The question is, whether, given
class Base:pass class MyExc(Base, Exception):pass
it would be valid to write
try: foo() # raises MyExc except Base: pass
The "except Base:" class would of course be illegal because Base doesn't derive from Exception. (Although the error might only be detected when MyExc is raised -- but PyChecker could do better.) But the statement "raise MyExc" would be perfectly legal, and could be caught either with "except MyExc" or "except Exception".
If that ought to be allowed, I fail to see the rationale to require that exceptions be derived from Exception: The rationale could be "all exceptions are primarily instances of Exception" - yet in this case, Base is the primary class, and Exception is just a mix-in that plays no further role in this case of exception handling.
I have never heard of the concept "primarily an instance of". I also don't understand why that should be the rule.
If you want to allow Base in the except clause, but do allow Base as
^^^^^ Did you mean "disallow"?
the base class of MyExc, I'd be curious what run-time semantics you'd associate with this example.

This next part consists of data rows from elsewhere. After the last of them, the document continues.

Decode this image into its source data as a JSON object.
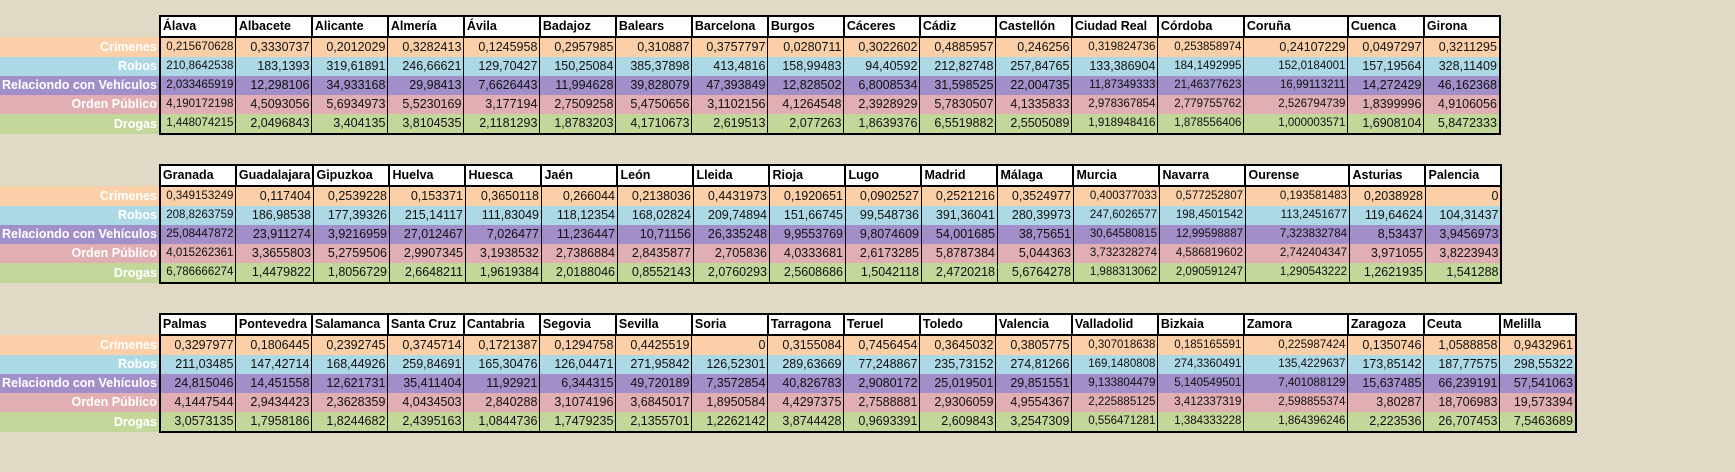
{
  "row_labels": [
    "Crímenes",
    "Robos",
    "Relaciondo con Vehículos",
    "Orden Público",
    "Drogas"
  ],
  "blocks": [
    {
      "provinces": [
        "Álava",
        "Albacete",
        "Alicante",
        "Almería",
        "Ávila",
        "Badajoz",
        "Balears",
        "Barcelona",
        "Burgos",
        "Cáceres",
        "Cádiz",
        "Castellón",
        "Ciudad Real",
        "Córdoba",
        "Coruña",
        "Cuenca",
        "Girona"
      ],
      "rows": [
        [
          "0,215670628",
          "0,3330737",
          "0,2012029",
          "0,3282413",
          "0,1245958",
          "0,2957985",
          "0,310887",
          "0,3757797",
          "0,0280711",
          "0,3022602",
          "0,4885957",
          "0,246256",
          "0,319824736",
          "0,253858974",
          "0,24107229",
          "0,0497297",
          "0,3211295"
        ],
        [
          "210,8642538",
          "183,1393",
          "319,61891",
          "246,66621",
          "129,70427",
          "150,25084",
          "385,37898",
          "413,4816",
          "158,99483",
          "94,40592",
          "212,82748",
          "257,84765",
          "133,386904",
          "184,1492995",
          "152,0184001",
          "157,19564",
          "328,11409"
        ],
        [
          "2,033465919",
          "12,298106",
          "34,933168",
          "29,98413",
          "7,6626443",
          "11,994628",
          "39,828079",
          "47,393849",
          "12,828502",
          "6,8008534",
          "31,598525",
          "22,004735",
          "11,87349333",
          "21,46377623",
          "16,99113211",
          "14,272429",
          "46,162368"
        ],
        [
          "4,190172198",
          "4,5093056",
          "5,6934973",
          "5,5230169",
          "3,177194",
          "2,7509258",
          "5,4750656",
          "3,1102156",
          "4,1264548",
          "2,3928929",
          "5,7830507",
          "4,1335833",
          "2,978367854",
          "2,779755762",
          "2,526794739",
          "1,8399996",
          "4,9106056"
        ],
        [
          "1,448074215",
          "2,0496843",
          "3,404135",
          "3,8104535",
          "2,1181293",
          "1,8783203",
          "4,1710673",
          "2,619513",
          "2,077263",
          "1,8639376",
          "6,5519882",
          "2,5505089",
          "1,918948416",
          "1,878556406",
          "1,000003571",
          "1,6908104",
          "5,8472333"
        ]
      ]
    },
    {
      "provinces": [
        "Granada",
        "Guadalajara",
        "Gipuzkoa",
        "Huelva",
        "Huesca",
        "Jaén",
        "León",
        "Lleida",
        "Rioja",
        "Lugo",
        "Madrid",
        "Málaga",
        "Murcia",
        "Navarra",
        "Ourense",
        "Asturias",
        "Palencia"
      ],
      "rows": [
        [
          "0,349153249",
          "0,117404",
          "0,2539228",
          "0,153371",
          "0,3650118",
          "0,266044",
          "0,2138036",
          "0,4431973",
          "0,1920651",
          "0,0902527",
          "0,2521216",
          "0,3524977",
          "0,400377033",
          "0,577252807",
          "0,193581483",
          "0,2038928",
          "0"
        ],
        [
          "208,8263759",
          "186,98538",
          "177,39326",
          "215,14117",
          "111,83049",
          "118,12354",
          "168,02824",
          "209,74894",
          "151,66745",
          "99,548736",
          "391,36041",
          "280,39973",
          "247,6026577",
          "198,4501542",
          "113,2451677",
          "119,64624",
          "104,31437"
        ],
        [
          "25,08447872",
          "23,911274",
          "3,9216959",
          "27,012467",
          "7,026477",
          "11,236447",
          "10,71156",
          "26,335248",
          "9,9553769",
          "9,8074609",
          "54,001685",
          "38,75651",
          "30,64580815",
          "12,99598887",
          "7,323832784",
          "8,53437",
          "3,9456973"
        ],
        [
          "4,015262361",
          "3,3655803",
          "5,2759506",
          "2,9907345",
          "3,1938532",
          "2,7386884",
          "2,8435877",
          "2,705836",
          "4,0333681",
          "2,6173285",
          "5,8787384",
          "5,044363",
          "3,732328274",
          "4,586819602",
          "2,742404347",
          "3,971055",
          "3,8223943"
        ],
        [
          "6,786666274",
          "1,4479822",
          "1,8056729",
          "2,6648211",
          "1,9619384",
          "2,0188046",
          "0,8552143",
          "2,0760293",
          "2,5608686",
          "1,5042118",
          "2,4720218",
          "5,6764278",
          "1,988313062",
          "2,090591247",
          "1,290543222",
          "1,2621935",
          "1,541288"
        ]
      ]
    },
    {
      "provinces": [
        "Palmas",
        "Pontevedra",
        "Salamanca",
        "Santa Cruz",
        "Cantabria",
        "Segovia",
        "Sevilla",
        "Soria",
        "Tarragona",
        "Teruel",
        "Toledo",
        "Valencia",
        "Valladolid",
        "Bizkaia",
        "Zamora",
        "Zaragoza",
        "Ceuta",
        "Melilla"
      ],
      "rows": [
        [
          "0,3297977",
          "0,1806445",
          "0,2392745",
          "0,3745714",
          "0,1721387",
          "0,1294758",
          "0,4425519",
          "0",
          "0,3155084",
          "0,7456454",
          "0,3645032",
          "0,3805775",
          "0,307018638",
          "0,185165591",
          "0,225987424",
          "0,1350746",
          "1,0588858",
          "0,9432961"
        ],
        [
          "211,03485",
          "147,42714",
          "168,44926",
          "259,84691",
          "165,30476",
          "126,04471",
          "271,95842",
          "126,52301",
          "289,63669",
          "77,248867",
          "235,73152",
          "274,81266",
          "169,1480808",
          "274,3360491",
          "135,4229637",
          "173,85142",
          "187,77575",
          "298,55322"
        ],
        [
          "24,815046",
          "14,451558",
          "12,621731",
          "35,411404",
          "11,92921",
          "6,344315",
          "49,720189",
          "7,3572854",
          "40,826783",
          "2,9080172",
          "25,019501",
          "29,851551",
          "9,133804479",
          "5,140549501",
          "7,401088129",
          "15,637485",
          "66,239191",
          "57,541063"
        ],
        [
          "4,1447544",
          "2,9434423",
          "2,3628359",
          "4,0434503",
          "2,840288",
          "3,1074196",
          "3,6845017",
          "1,8950584",
          "4,4297375",
          "2,7588881",
          "2,9306059",
          "4,9554367",
          "2,225885125",
          "3,412337319",
          "2,598855374",
          "3,80287",
          "18,706983",
          "19,573394"
        ],
        [
          "3,0573135",
          "1,7958186",
          "1,8244682",
          "2,4395163",
          "1,0844736",
          "1,7479235",
          "2,1355701",
          "1,2262142",
          "3,8744428",
          "0,9693391",
          "2,609843",
          "3,2547309",
          "0,556471281",
          "1,384333228",
          "1,864396246",
          "2,223536",
          "26,707453",
          "7,5463689"
        ]
      ]
    }
  ]
}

Before we waste more time on this, let me explain why I like the rule that all exception classes be derived from Exception. It's only a vague liking, and maybe it's not worth making it a rule. I like it because including Exception (or one of its well-known subclasses) in the base class is a clue to the reader that a particular class declaration is used as an exception. AFAIK this is the only reason why Java has a similar rule; C++ does not, and lets you throw any class.
I can't see any implementation benefits from the requirement. It sounds like you can't either -- or else you would have pointed them out by now. So maybe we shouldn't bother with this rule, and then we should take the recommendation out of the documentation. But I still kind of like it, for the reason I explained in the previous paragraph.